3rd Sunday of Easter B - Homily 3

Homily 3 - 2012

I remember in the old days when visiting the hospital how some people would want to show me the incisions resulting from their surgery. I am not sure people do that these days: with the advances made over the years in surgical techniques, the incisions are usually so small they are hardly worth showing to anyone.

What was the risen Jesus up to in showing his hands and his feet to the alarmed and frightened disciples? Was it simply to prove that he was real, that he had indeed risen or perhaps something more … ?

I think it might have been to show the connection between his death and his resurrection, between his historical experience and his now risen state. He carried the wounds of his death with him - into eternity. Those wounds were the concrete illustration of that death that he had endured as the price of his deliberate commitment in love to the project of the world's salvation.

That love in the face of torture and death had shaped Jesus … the Jesus who was raised and who lives now into eternity. Those wounds will be with him forever.

Likewise the responses that we make to the experiences that come our way during life shape the persons we are now and how we shall continue to be into eternity. We bring with us, as it were, the wounds that give testimony to the choices we make and the persons we become.

Every source of suffering across our lives provides the opportunity to somehow respond, to choose, and, in the process to shape ourselves now and into eternity.

Jesus suffered rejection, abandonment, hatred, torture and death.

He could have lost hope, become bitter, refused to forgive – and each of those responses would have shaped who he was becoming. But he chose to trust, to continue loving those who hurt him, and to forgive.

Jesus' first words to his terrified disciples who had denied and abandoned him in his moment of need was simply "Peace be with you!" He chose to meet hostility with forgiveness.

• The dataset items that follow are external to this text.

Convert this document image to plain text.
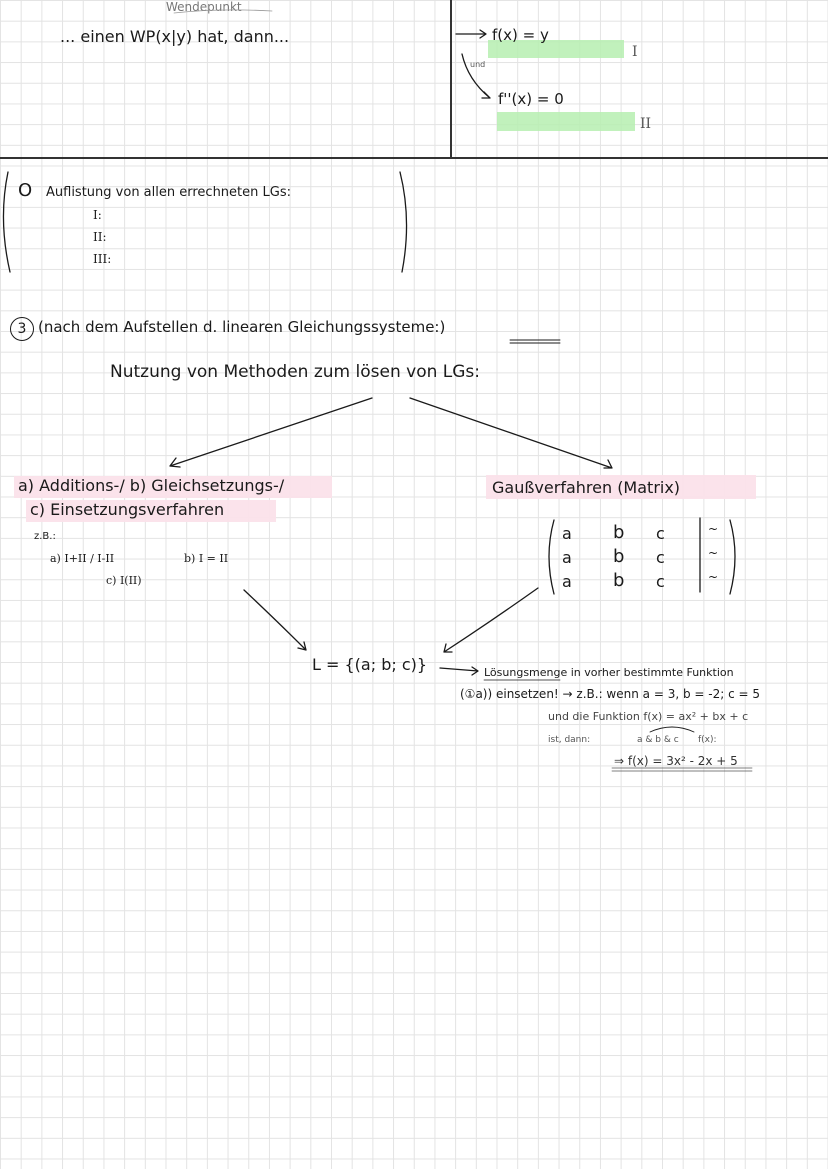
Wendepunkt
... einen WP(x|y) hat, dann...	f(x) = y
I
und
f''(x) = 0
II
O Auflistung von allen errechneten LGs:
I:
II:
III:
3 (nach dem Aufstellen d. linearen Gleichungssysteme:)
Nutzung von Methoden zum lösen von LGs:
a) Additions-/ b) Gleichsetzungs-/
c) Einsetzungsverfahren
z.B.:
a) I+II / I-II	b) I = II
c) I(II)
Gaußverfahren (Matrix)
a b c	~
a b c	~
a b c	~
L = {(a; b; c)}	Lösungsmenge in vorher bestimmte Funktion
(①a)) einsetzen! → z.B.: wenn a = 3, b = -2; c = 5
und die Funktion f(x) = ax² + bx + c
ist, dann:	a & b & c f(x):
⇒ f(x) = 3x² - 2x + 5
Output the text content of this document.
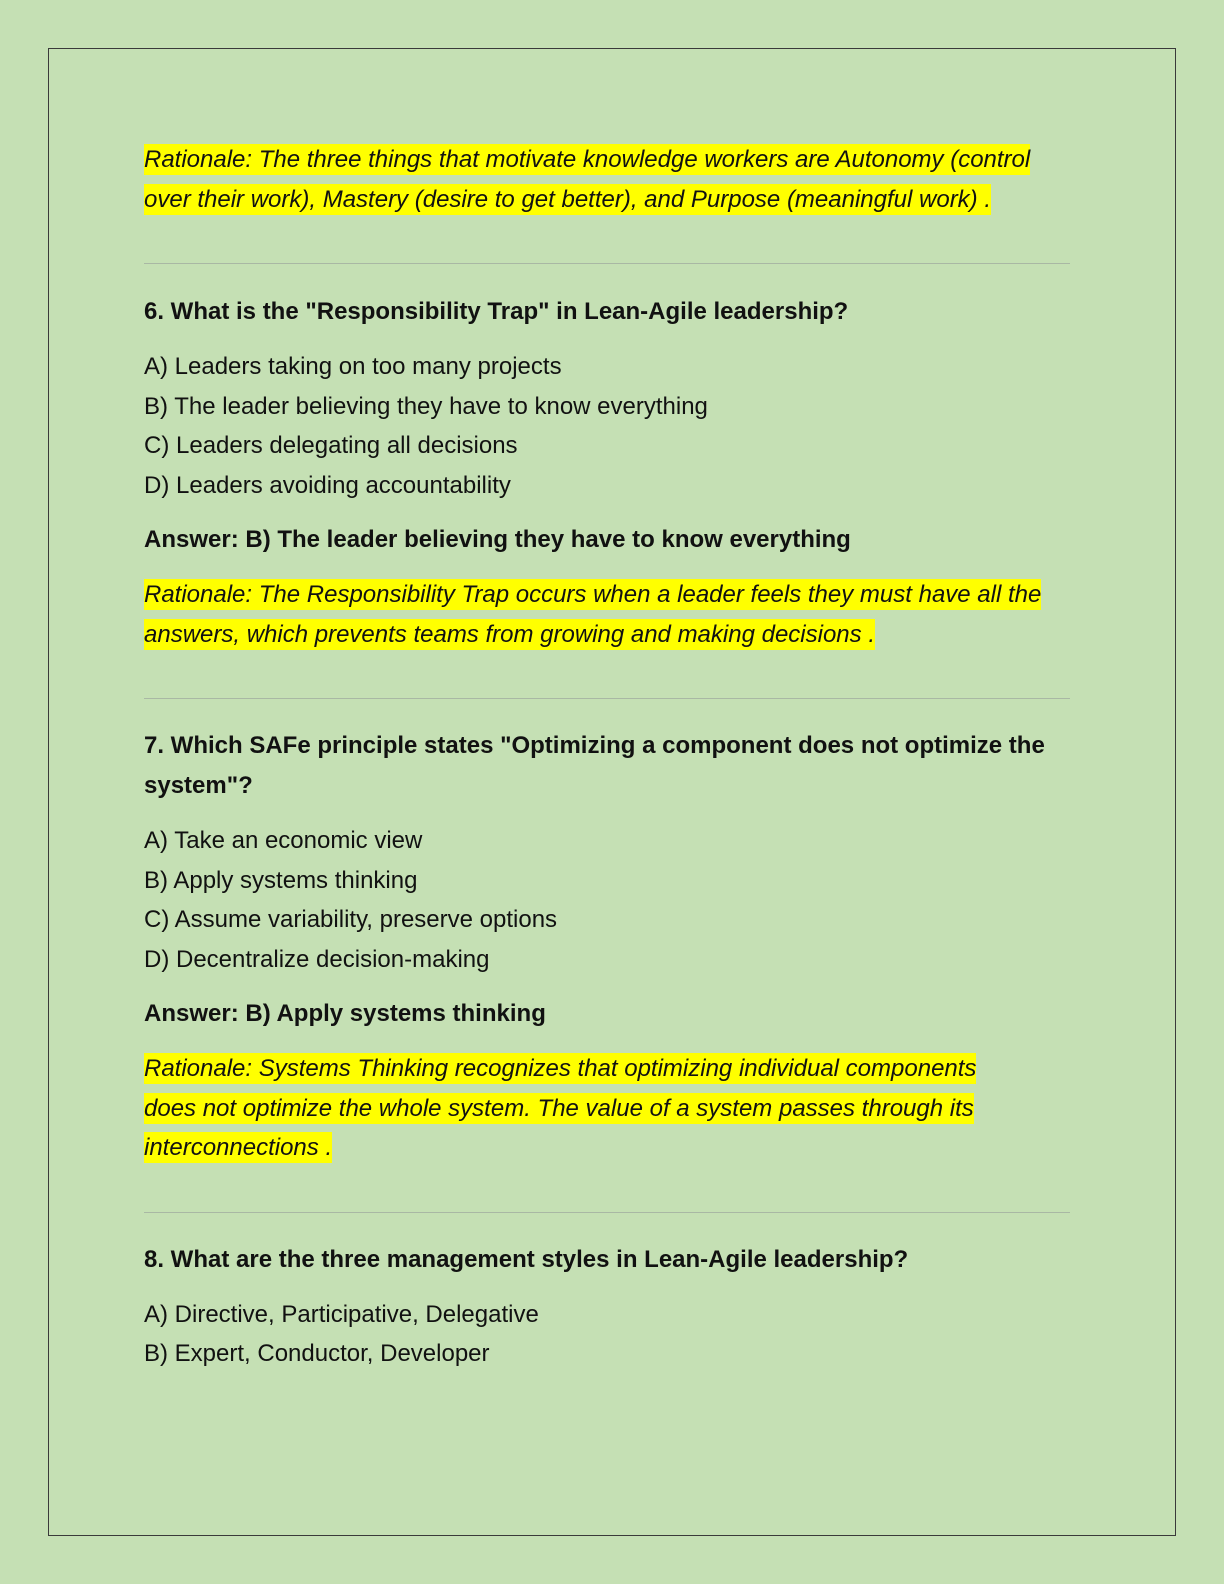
Rationale: The three things that motivate knowledge workers are Autonomy (control over their work), Mastery (desire to get better), and Purpose (meaningful work) .

6. What is the "Responsibility Trap" in Lean-Agile leadership?

A) Leaders taking on too many projects
B) The leader believing they have to know everything
C) Leaders delegating all decisions
D) Leaders avoiding accountability

Answer: B) The leader believing they have to know everything

Rationale: The Responsibility Trap occurs when a leader feels they must have all the answers, which prevents teams from growing and making decisions .

7. Which SAFe principle states "Optimizing a component does not optimize the system"?

A) Take an economic view
B) Apply systems thinking
C) Assume variability, preserve options
D) Decentralize decision-making

Answer: B) Apply systems thinking

Rationale: Systems Thinking recognizes that optimizing individual components does not optimize the whole system. The value of a system passes through its interconnections .

8. What are the three management styles in Lean-Agile leadership?

A) Directive, Participative, Delegative
B) Expert, Conductor, Developer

In the process, as the Epistle to the Hebrews put it, he became perfect through suffering.

Personally, I live a pretty charmed life. I don't suffer much. I have very few specific hurts to forgive. What gets at me is more diffused and on-going. It's not personal.

What hurt me are the attitudes and actions of certain people, often those in positions of authority, especially in the Church but also in the civic arena. Simply, I disagree with them, as they, no doubt, disagree with me.

How to respond? I can become hostile, recklessly critical, passively aggressive, cynical, withdrawn … or I can try to live peacefully with difference, to respect those I disagree with, to relate responsibly as adult to adult, to work for change where I can, to acknowledge and to forgive the hurt that I feel.

The choice is important, because it shapes the kind of person I am and the person I shall be into eternity.

Will the wounds that I bring into eternity witness to love and to trust … or to opportunities missed, and to resentment and bitterness?

Some of you, I don't doubt, have profoundly deep and personal hurts to cope with. One way or other, how you choose to respond will shape the person you are now and the person you will be in eternity.

We struggle and we don't always succeed. Perhaps, success is not the issue, but rather what, deep down, we really want – despite our reluctance, our confusion, our weakness, and the cost involved.

In this Eucharist today, as we encounter once more the risen Jesus, may we each hear him say to us in our brokenness: Peace be with you!